My dataframe has zero as the lowest value. I am trying to use the precisionand include_lowestparameters of pandas.cut(), but I can't get the intervals consist of integers rather than floats with one decimal. I can also not get the left most interval to stop at zero.

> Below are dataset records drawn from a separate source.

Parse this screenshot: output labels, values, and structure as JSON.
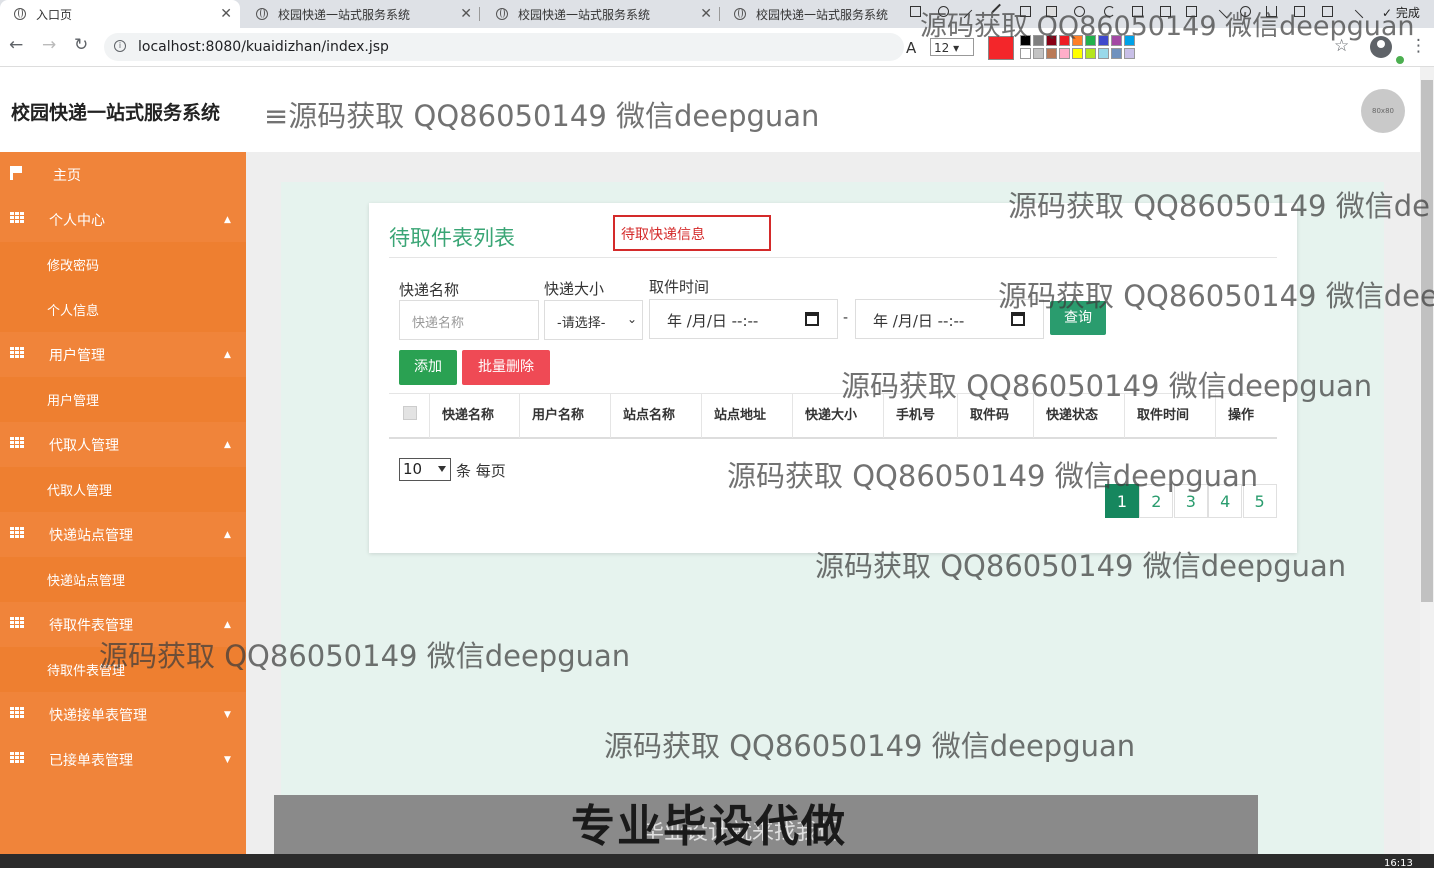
{
  "browser": {
    "tabs": [
      {
        "title": "入口页",
        "active": true
      },
      {
        "title": "校园快递一站式服务系统",
        "active": false
      },
      {
        "title": "校园快递一站式服务系统",
        "active": false
      },
      {
        "title": "校园快递一站式服务系统",
        "active": false
      }
    ],
    "url": "localhost:8080/kuaidizhan/index.jsp"
  },
  "annotation_toolbar": {
    "font_size": "12",
    "current_color": "#f3262a",
    "palette": [
      "#000000",
      "#7f7f7f",
      "#880015",
      "#ed1c24",
      "#ff7f27",
      "#22b14c",
      "#3f48cc",
      "#a349a4",
      "#00a2e8",
      "#ffffff",
      "#c3c3c3",
      "#b97a57",
      "#ffaec9",
      "#ffff00",
      "#b5e61d",
      "#99d9ea",
      "#7092be",
      "#c8bfe7"
    ],
    "finish_label": "完成"
  },
  "header": {
    "brand": "校园快递一站式服务系统",
    "menu_symbol": "≡",
    "avatar_text": "80x80"
  },
  "sidebar": {
    "items": [
      {
        "label": "主页",
        "type": "home"
      },
      {
        "label": "个人中心",
        "type": "group",
        "caret": "▲"
      },
      {
        "label": "修改密码",
        "type": "sub"
      },
      {
        "label": "个人信息",
        "type": "sub"
      },
      {
        "label": "用户管理",
        "type": "group",
        "caret": "▲"
      },
      {
        "label": "用户管理",
        "type": "sub"
      },
      {
        "label": "代取人管理",
        "type": "group",
        "caret": "▲"
      },
      {
        "label": "代取人管理",
        "type": "sub"
      },
      {
        "label": "快递站点管理",
        "type": "group",
        "caret": "▲"
      },
      {
        "label": "快递站点管理",
        "type": "sub"
      },
      {
        "label": "待取件表管理",
        "type": "group",
        "caret": "▲"
      },
      {
        "label": "待取件表管理",
        "type": "sub"
      },
      {
        "label": "快递接单表管理",
        "type": "group",
        "caret": "▼"
      },
      {
        "label": "已接单表管理",
        "type": "group",
        "caret": "▼"
      }
    ]
  },
  "page": {
    "title": "待取件表列表",
    "title_annotation": "待取快递信息",
    "filters": {
      "name_label": "快递名称",
      "name_placeholder": "快递名称",
      "size_label": "快递大小",
      "size_value": "-请选择-",
      "time_label": "取件时间",
      "date_start": "年 /月/日  --:--",
      "date_end": "年 /月/日  --:--",
      "range_sep": "-",
      "query_button": "查询"
    },
    "actions": {
      "add": "添加",
      "batch_delete": "批量删除"
    },
    "table": {
      "columns": [
        "快递名称",
        "用户名称",
        "站点名称",
        "站点地址",
        "快递大小",
        "手机号",
        "取件码",
        "快递状态",
        "取件时间",
        "操作"
      ],
      "rows": []
    },
    "pagination": {
      "page_size": "10",
      "per_page_label": "条 每页",
      "pages": [
        "1",
        "2",
        "3",
        "4",
        "5"
      ],
      "current": "1"
    }
  },
  "watermark": {
    "text": "源码获取 QQ86050149 微信deepguan",
    "text_partial_1": "源码获取 QQ86050149 微信de",
    "text_partial_2": "源码获取 QQ86050149 微信dee",
    "text_header": "≡源码获取 QQ86050149 微信deepguan"
  },
  "banner": {
    "big": "专业毕设代做",
    "sub": "毕业设计就来找我们"
  },
  "taskbar": {
    "clock": "16:13"
  }
}
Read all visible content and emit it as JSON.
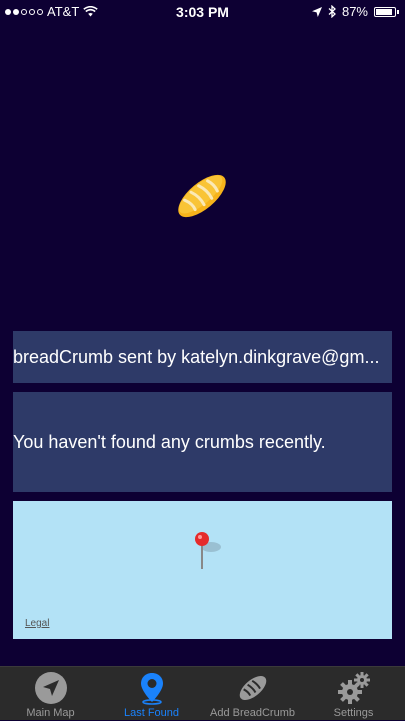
{
  "status_bar": {
    "carrier": "AT&T",
    "time": "3:03 PM",
    "battery_percent": "87%",
    "battery_level": 0.87,
    "signal_bars_filled": 2,
    "signal_bars_total": 5
  },
  "sender_text": "breadCrumb sent by katelyn.dinkgrave@gm...",
  "message_text": "You haven't found any crumbs recently.",
  "map": {
    "legal_label": "Legal"
  },
  "tab_bar": {
    "tabs": [
      {
        "label": "Main Map",
        "icon": "location-arrow-icon",
        "active": false
      },
      {
        "label": "Last Found",
        "icon": "map-pin-icon",
        "active": true
      },
      {
        "label": "Add BreadCrumb",
        "icon": "bread-icon",
        "active": false
      },
      {
        "label": "Settings",
        "icon": "gears-icon",
        "active": false
      }
    ]
  },
  "colors": {
    "background": "#0d0033",
    "panel": "#2e3a68",
    "map": "#b3e2f6",
    "tab_bar": "#2b2b2b",
    "tab_active": "#1a82fb",
    "tab_inactive": "#9a9a9a"
  }
}
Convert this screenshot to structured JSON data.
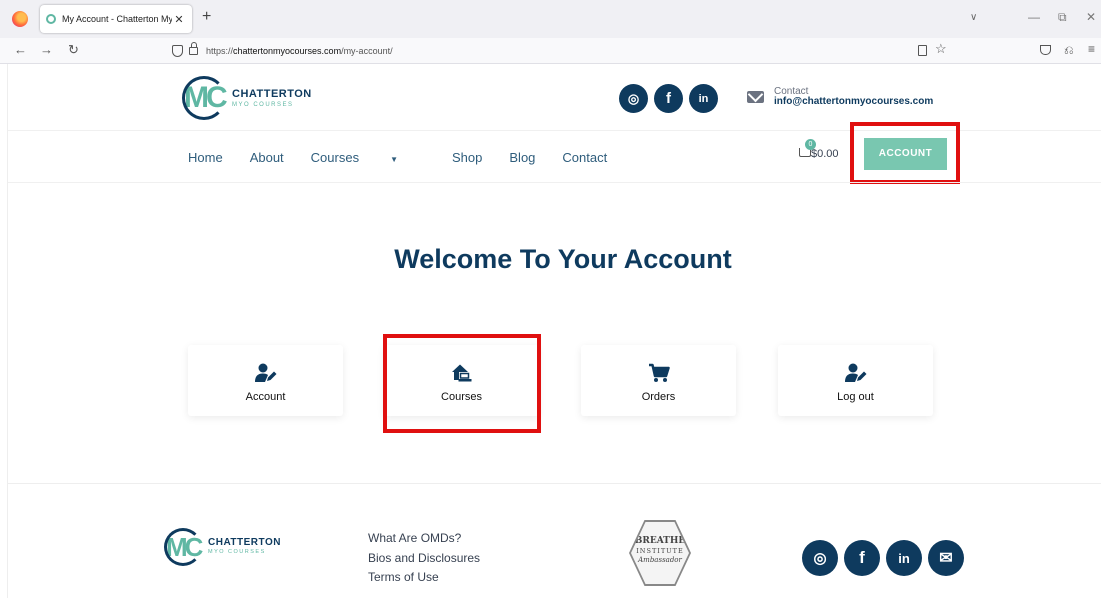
{
  "browser": {
    "tab_title": "My Account - Chatterton Myo C",
    "tab_close": "✕",
    "new_tab": "+",
    "url_prefix": "https://",
    "url_host": "chattertonmyocourses.com",
    "url_path": "/my-account/",
    "back": "←",
    "forward": "→",
    "reload": "↻",
    "star": "☆",
    "tabs_list": "∨",
    "minimize": "—",
    "restore": "⧉",
    "close": "✕",
    "ext": "⎌",
    "menu": "≡"
  },
  "site": {
    "logo": {
      "mark": "MC",
      "name": "CHATTERTON",
      "sub": "MYO COURSES"
    },
    "social": [
      {
        "icon": "instagram-icon",
        "glyph": "◎"
      },
      {
        "icon": "facebook-icon",
        "glyph": "f"
      },
      {
        "icon": "linkedin-icon",
        "glyph": "in"
      }
    ],
    "contact": {
      "label": "Contact",
      "email": "info@chattertonmyocourses.com"
    },
    "menu": {
      "home": "Home",
      "about": "About",
      "courses": "Courses",
      "courses_caret": "▼",
      "shop": "Shop",
      "blog": "Blog",
      "contact": "Contact"
    },
    "cart": {
      "count": "0",
      "total": "$0.00"
    },
    "account_button": "ACCOUNT",
    "welcome": "Welcome To Your Account",
    "cards": {
      "account": "Account",
      "courses": "Courses",
      "orders": "Orders",
      "logout": "Log out"
    },
    "footer": {
      "links": [
        "What Are OMDs?",
        "Bios and Disclosures",
        "Terms of Use"
      ],
      "badge": {
        "line1": "BREATHE",
        "line2": "INSTITUTE",
        "line3": "Ambassador"
      },
      "social": [
        {
          "icon": "instagram-icon",
          "glyph": "◎"
        },
        {
          "icon": "facebook-icon",
          "glyph": "f"
        },
        {
          "icon": "linkedin-icon",
          "glyph": "in"
        },
        {
          "icon": "email-icon",
          "glyph": "✉"
        }
      ]
    }
  },
  "colors": {
    "brand_navy": "#0e3a5e",
    "brand_teal": "#5fb7a3",
    "account_button": "#79c7b0",
    "highlight_box": "#e01010"
  }
}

我的数据帧的最小值为零。我正在尝试使用 的precision和include_lowest参数pandas.cut()，但我无法获得由整数组成的间隔，而不是带一位小数的浮点数。我也不能让最左边的间隔停在零。

import pandas as pd
import seaborn as sns
import matplotlib.pyplot as plt

sns.set(style='white', font_scale=1.3)

df = pd.DataFrame(range(0,389,8)[:-1], columns=['value'])
df['binned_df_pd'] = pd.cut(df.value, bins=7, precision=0, include_lowest=True)
sns.pointplot(x='binned_df_pd', y='value', data=df)
plt.xticks(rotation=30, ha='right')

I have tried setting precisionto -1, 0 and 1, but they all output one decimal floats. The pandas.cut()help does mention that the x-min and x-max values are extended with 0.1 % of the x-range, but I thought maybe include_lowestcould suppress this behaviour somehow. My current workaround involves importing numpy:

我试过设置precision为 -1、0 和 1，但它们都输出一个十进制浮点数。在pandas.cut()帮助未提到的X-min和X-MAX值扩展与X系列的0.1％，但我想，也许include_lowest能在某种程度上抑制这种行为。我目前的解决方法涉及导入 numpy：

import numpy as np

bin_counts, edges = np.histogram(df.value, bins=7)
edges = [int(x) for x in edges]
df['binned_df_np'] = pd.cut(df.value, bins=edges, include_lowest=True)

sns.pointplot(x='binned_df_np', y='value', data=df)
plt.xticks(rotation=30, ha='right')

Is there a way to obtain non-negative integers as the interval boundaries directly with pandas.cut()without using numpy?

有没有办法在pandas.cut()不使用 numpy 的情况下直接获得非负整数作为区间边界？

Edit:I just noticed that specifying right=Falsemakes the lowest interval shift to 0 rather than -0.4. It seems to take precedence over include_lowest, as changing the latter does not have any visible effect in combination with right=False. The following intervals are still specified with one decimal point.

编辑：我刚刚注意到指定right=False使最低间隔变为 0 而不是 -0.4。它似乎优先include_lowest，因为更改后者与right=False. 以下间隔仍用一位小数点指定。